Smaller groups cannot afford to invest $50 or $100 million, as AutoNation and Lithia have done.  Look a little farther down the league table, though, and it’s not hard to find four or five dealer groups which, combined, match the scale and revenue of a public group.

Joint ventures are not unheard of in our industry, especially when it comes to eCommerce.  My own brainchild (and eCommerce platform) PEN, like CVR before it, is a joint venture between archrivals CDK and Reynolds.  Route One is a creation of the Detroit three captives, plus Toyota.  Honda and GM are working together on electric cars, while BMW and Daimler collaborate on mobility services.

Combining four or five dealer groups simplifies the problem, relative to a fully open marketplace.  It reduces the number of systems, lenders, and product providers that need to be integrated.  The ideal venture partners would already have a high degree of standardization within each group, and similar choices of software among them.

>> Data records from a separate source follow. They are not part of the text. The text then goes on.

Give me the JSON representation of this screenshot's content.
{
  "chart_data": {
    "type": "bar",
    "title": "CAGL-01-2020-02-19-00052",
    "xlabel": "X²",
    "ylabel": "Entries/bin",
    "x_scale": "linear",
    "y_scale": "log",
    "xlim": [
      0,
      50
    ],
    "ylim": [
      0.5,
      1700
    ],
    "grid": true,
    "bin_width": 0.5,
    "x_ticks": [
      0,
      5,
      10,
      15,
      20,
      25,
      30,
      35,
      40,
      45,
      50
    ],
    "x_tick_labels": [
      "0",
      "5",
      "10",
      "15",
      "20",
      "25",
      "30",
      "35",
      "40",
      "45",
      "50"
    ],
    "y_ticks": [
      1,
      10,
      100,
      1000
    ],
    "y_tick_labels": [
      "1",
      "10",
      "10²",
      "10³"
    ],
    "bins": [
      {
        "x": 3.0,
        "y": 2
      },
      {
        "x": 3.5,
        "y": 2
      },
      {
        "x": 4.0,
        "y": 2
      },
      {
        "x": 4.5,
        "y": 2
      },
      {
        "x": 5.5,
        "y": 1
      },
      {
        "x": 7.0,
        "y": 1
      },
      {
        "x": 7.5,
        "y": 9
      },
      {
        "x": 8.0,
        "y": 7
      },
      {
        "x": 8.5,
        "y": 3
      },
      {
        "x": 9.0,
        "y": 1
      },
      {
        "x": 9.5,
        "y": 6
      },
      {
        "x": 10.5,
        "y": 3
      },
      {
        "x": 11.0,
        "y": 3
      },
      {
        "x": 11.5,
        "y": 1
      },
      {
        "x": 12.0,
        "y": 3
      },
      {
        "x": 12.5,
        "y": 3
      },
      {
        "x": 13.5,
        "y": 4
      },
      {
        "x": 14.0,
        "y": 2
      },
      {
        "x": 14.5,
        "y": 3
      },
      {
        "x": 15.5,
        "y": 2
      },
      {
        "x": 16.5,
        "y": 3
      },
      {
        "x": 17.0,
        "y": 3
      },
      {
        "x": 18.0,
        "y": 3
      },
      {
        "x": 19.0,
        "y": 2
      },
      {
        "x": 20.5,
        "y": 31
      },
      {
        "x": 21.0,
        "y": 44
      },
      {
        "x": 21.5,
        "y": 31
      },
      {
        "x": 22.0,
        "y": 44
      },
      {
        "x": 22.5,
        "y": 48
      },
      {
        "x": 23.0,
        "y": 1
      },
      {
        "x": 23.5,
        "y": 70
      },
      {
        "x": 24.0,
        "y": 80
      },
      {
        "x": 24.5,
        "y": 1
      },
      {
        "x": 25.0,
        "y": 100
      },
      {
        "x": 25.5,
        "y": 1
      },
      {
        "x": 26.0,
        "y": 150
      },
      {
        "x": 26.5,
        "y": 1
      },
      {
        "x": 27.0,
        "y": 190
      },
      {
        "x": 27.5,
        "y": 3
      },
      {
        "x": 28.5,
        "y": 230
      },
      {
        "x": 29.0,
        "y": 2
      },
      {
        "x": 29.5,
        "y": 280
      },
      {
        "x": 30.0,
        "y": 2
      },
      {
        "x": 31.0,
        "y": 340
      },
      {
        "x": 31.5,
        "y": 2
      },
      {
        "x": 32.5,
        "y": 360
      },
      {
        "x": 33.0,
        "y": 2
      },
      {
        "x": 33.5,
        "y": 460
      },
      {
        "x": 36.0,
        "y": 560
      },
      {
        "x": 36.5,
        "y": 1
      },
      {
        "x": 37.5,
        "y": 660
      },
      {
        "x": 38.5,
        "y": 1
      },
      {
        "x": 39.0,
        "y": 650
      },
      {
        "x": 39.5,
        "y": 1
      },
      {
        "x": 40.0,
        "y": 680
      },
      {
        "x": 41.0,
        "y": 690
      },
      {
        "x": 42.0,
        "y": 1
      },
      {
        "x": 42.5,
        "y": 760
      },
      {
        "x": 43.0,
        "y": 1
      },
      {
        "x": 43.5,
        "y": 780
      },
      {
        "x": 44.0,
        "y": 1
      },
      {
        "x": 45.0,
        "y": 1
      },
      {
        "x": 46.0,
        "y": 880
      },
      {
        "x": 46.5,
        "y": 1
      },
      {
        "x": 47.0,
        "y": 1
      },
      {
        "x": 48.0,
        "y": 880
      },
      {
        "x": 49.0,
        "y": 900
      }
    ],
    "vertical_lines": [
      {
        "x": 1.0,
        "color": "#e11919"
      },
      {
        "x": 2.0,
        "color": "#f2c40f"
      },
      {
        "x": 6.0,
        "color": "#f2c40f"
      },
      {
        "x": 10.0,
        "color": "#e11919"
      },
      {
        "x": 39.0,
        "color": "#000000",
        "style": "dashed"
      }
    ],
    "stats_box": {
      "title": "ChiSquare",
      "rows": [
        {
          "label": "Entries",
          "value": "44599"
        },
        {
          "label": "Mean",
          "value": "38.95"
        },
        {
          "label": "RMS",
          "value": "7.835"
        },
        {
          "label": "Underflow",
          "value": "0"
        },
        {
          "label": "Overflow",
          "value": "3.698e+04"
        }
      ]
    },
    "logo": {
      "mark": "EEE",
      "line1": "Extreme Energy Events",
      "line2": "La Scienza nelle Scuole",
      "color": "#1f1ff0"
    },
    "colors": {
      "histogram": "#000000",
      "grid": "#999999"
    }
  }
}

Such a project might proceed “depth first” by developing core functionality in one partner, and then folding in the others, or laterally by function, or by merging the existing eCommerce capabilities of the partners.  What to aim for as “minimum viable,” and how best to expand it, depends on a number of factors.

Meanwhile, the commodity lead business is under pressure.  Damage reports and reviews do not offer adequate differentiation, whereas investments in eCommerce could yield significant new opportunity.  The Cars.com situation marks the beginning of the shakeout, consolidation, and – just maybe – the digital marketplace.